Её тяжёлые шаги громовыми раскатами отдавались в ушах ошарашенного Сойкоглаза, но громче них был лишь грохот его собственного сердца. Сердца, которое испещрялось ломаными линиями трещин, лопалось, кололось на части и падало к его лапам разверстыми фрагментами. И резало, нещадно резало и полосовало его душу острыми кромками.
Уж если сама Крушина сказала, что ему не суждено научиться видеть, то разве неуёмное желание самого котика утереть нос всем тем, кто не верил в него, могло иметь хоть какой-то вес против её вердикта?
Сойкоглаз застыл, уставившись куда-то впереди себя, и закусил губу, больше всего на свете желая оказаться не слепым, но глухим, и пропустить каждое веское слово глашатаи мимо ушей.
Цикада же, между тем, вновь подала голос, и Сойкоглаз послушно закивал: машинально, неестественно, только бы та ни о чём не заподозрила. Его глаза жгла невыплаканная соль, но старейшина держался. Пока ещё держался, пытаясь проглотить всё, сказанное дымчатой соплеменницей, и не подавиться комом вставшими поперёк горла рыданиями.
— Я не люблю свою маму, — кое-как совладав с эмоциями, наконец тихо признался котёнок и неуютно повёл плечами, словно и сам не был до конца уверен в правдивости своих слов, — потому что я даже не знаком с ней. Но я люблю тебя, — тут же бледно улыбнулся он и коснулся лапкой её полосатого бока. – И Ивушку, и даже… — Сойкоглаз осёкся и разом погрустнел. Нетрудно было догадаться, о ком шла речь: только при упоминании одного-единственного кота мордочка юного старейшины мрачнела, а его глаза, и без того невзрачные, тускнели ещё сильнее. — И всех-всех, кто был со мной рядом, пока я был маленьким. Сейчас-то я уже ого-го какой, правда? – неловко закончил он и попытался непринуждённо улыбнуться. Вышло неважно.
— Тебе кто-то пригляделся, Сойкоглаз? — полюбопытствовала Цикада.

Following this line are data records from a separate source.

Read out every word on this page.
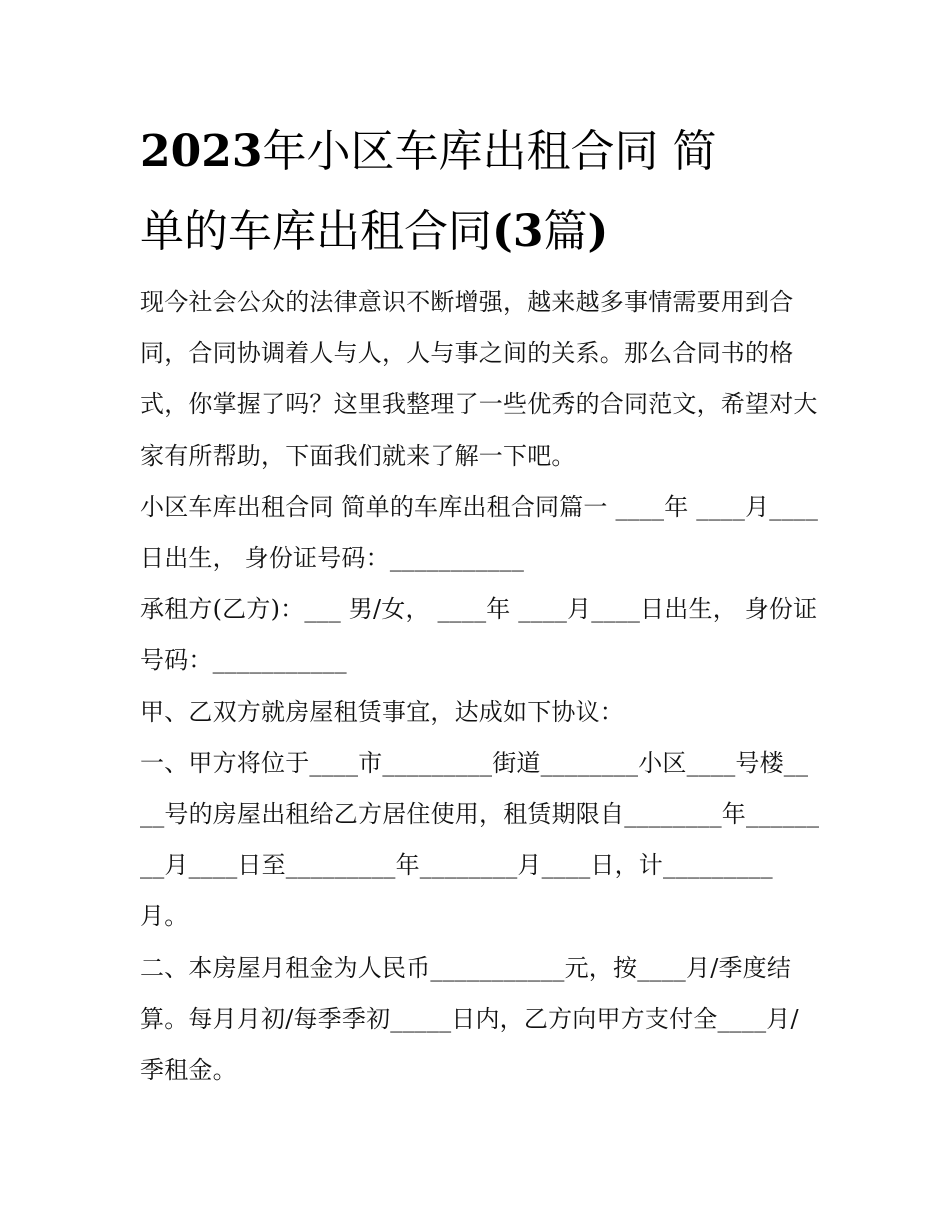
2023年小区车库出租合同 简
单的车库出租合同(3篇)

现今社会公众的法律意识不断增强，越来越多事情需要用到合同，合同协调着人与人，人与事之间的关系。那么合同书的格式，你掌握了吗？这里我整理了一些优秀的合同范文，希望对大家有所帮助，下面我们就来了解一下吧。

小区车库出租合同 简单的车库出租合同篇一 ____年 ____月____日出生， 身份证号码：___________

承租方(乙方)：___ 男/女， ____年 ____月____日出生， 身份证号码：___________

甲、乙双方就房屋租赁事宜，达成如下协议：

一、甲方将位于____市_________街道________小区____号楼____号的房屋出租给乙方居住使用，租赁期限自________年________月____日至_________年________月____日，计_________月。

二、本房屋月租金为人民币___________元，按____月/季度结算。每月月初/每季季初_____日内，乙方向甲方支付全____月/季租金。
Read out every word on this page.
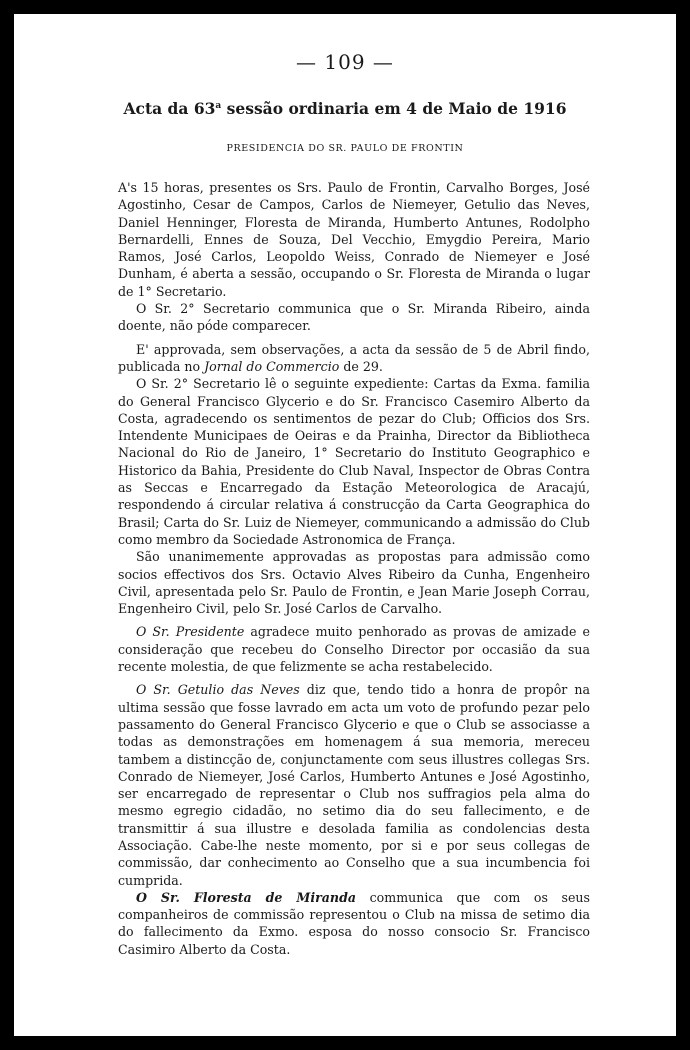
— 109 —
Acta da 63$^a$ sessão ordinaria em 4 de Maio de 1916
PRESIDENCIA DO SR. PAULO DE FRONTIN

A's 15 horas, presentes os Srs. Paulo de Frontin, Carvalho Borges, José Agostinho, Cesar de Campos, Carlos de Niemeyer, Getulio das Neves, Daniel Henninger, Floresta de Miranda, Humberto Antunes, Rodolpho Bernardelli, Ennes de Souza, Del Vecchio, Emygdio Pereira, Mario Ramos, José Carlos, Leopoldo Weiss, Conrado de Niemeyer e José Dunham, é aberta a sessão, occupando o Sr. Floresta de Miranda o lugar de 1° Secretario.

O Sr. 2° Secretario communica que o Sr. Miranda Ribeiro, ainda doente, não póde comparecer.

E' approvada, sem observações, a acta da sessão de 5 de Abril findo, publicada no Jornal do Commercio de 29.

O Sr. 2° Secretario lê o seguinte expediente: Cartas da Exma. familia do General Francisco Glycerio e do Sr. Francisco Casemiro Alberto da Costa, agradecendo os sentimentos de pezar do Club; Officios dos Srs. Intendente Municipaes de Oeiras e da Prainha, Director da Bibliotheca Nacional do Rio de Janeiro, 1° Secretario do Instituto Geographico e Historico da Bahia, Presidente do Club Naval, Inspector de Obras Contra as Seccas e Encarregado da Estação Meteorologica de Aracajú, respondendo á circular relativa á construcção da Carta Geographica do Brasil; Carta do Sr. Luiz de Niemeyer, communicando a admissão do Club como membro da Sociedade Astronomica de França.

São unanimemente approvadas as propostas para admissão como socios effectivos dos Srs. Octavio Alves Ribeiro da Cunha, Engenheiro Civil, apresentada pelo Sr. Paulo de Frontin, e Jean Marie Joseph Corrau, Engenheiro Civil, pelo Sr. José Carlos de Carvalho.

O Sr. Presidente agradece muito penhorado as provas de amizade e consideração que recebeu do Conselho Director por occasião da sua recente molestia, de que felizmente se acha restabelecido.

O Sr. Getulio das Neves diz que, tendo tido a honra de propôr na ultima sessão que fosse lavrado em acta um voto de profundo pezar pelo passamento do General Francisco Glycerio e que o Club se associasse a todas as demonstrações em homenagem á sua memoria, mereceu tambem a distincção de, conjunctamente com seus illustres collegas Srs. Conrado de Niemeyer, José Carlos, Humberto Antunes e José Agostinho, ser encarregado de representar o Club nos suffragios pela alma do mesmo egregio cidadão, no setimo dia do seu fallecimento, e de transmittir á sua illustre e desolada familia as condolencias desta Associação. Cabe-lhe neste momento, por si e por seus collegas de commissão, dar conhecimento ao Conselho que a sua incumbencia foi cumprida.

O Sr. Floresta de Miranda communica que com os seus companheiros de commissão representou o Club na missa de setimo dia do fallecimento da Exmo. esposa do nosso consocio Sr. Francisco Casimiro Alberto da Costa.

Сойкоглаз помедлил, собираясь с мыслями.
— Нет. Да. Не совсем, — сбивчиво начал он, не заметив оплошности в вопросе соплеменницы. — За глаза… — тут же продолжил котик, проигнорировав саму суть вопроса и явно задумавшись о чём-то своём, — но Крушина сказала, что мои глаза…. М-м, белёсые. Это же не плохо, верно? Выходит, — голос Сойкоглаза снизился, стал натянутым и едва различимым, — Вяхирь меня совсем-совсем не любит просто так? — Старейшина уныло свесил ушки и продолжил уже более рассудительно: — Раньше я считал, что он не любит меня, потому что у меня нет этого… как его? Зрения! Вот! А теперь я даже не знаю, что и думать, — огорчённо поведал котик. — Может, у меня голос дурацкий? Или я смеюсь слишком громко? Или моя шёрстка недостаточно мягкая? Вот у Ивушки шелковистая, а моя что-то не очень, — с детской непосредственностью поделился он с Цикадой и, подогнув лапки под грудь, доверчиво прислонился щекой к её лапе. — Чувствуешь?
Слова Крушины до сих пор не шли у него из головы, но Сойкоглаз решил как следует подумать над ними чуть позже.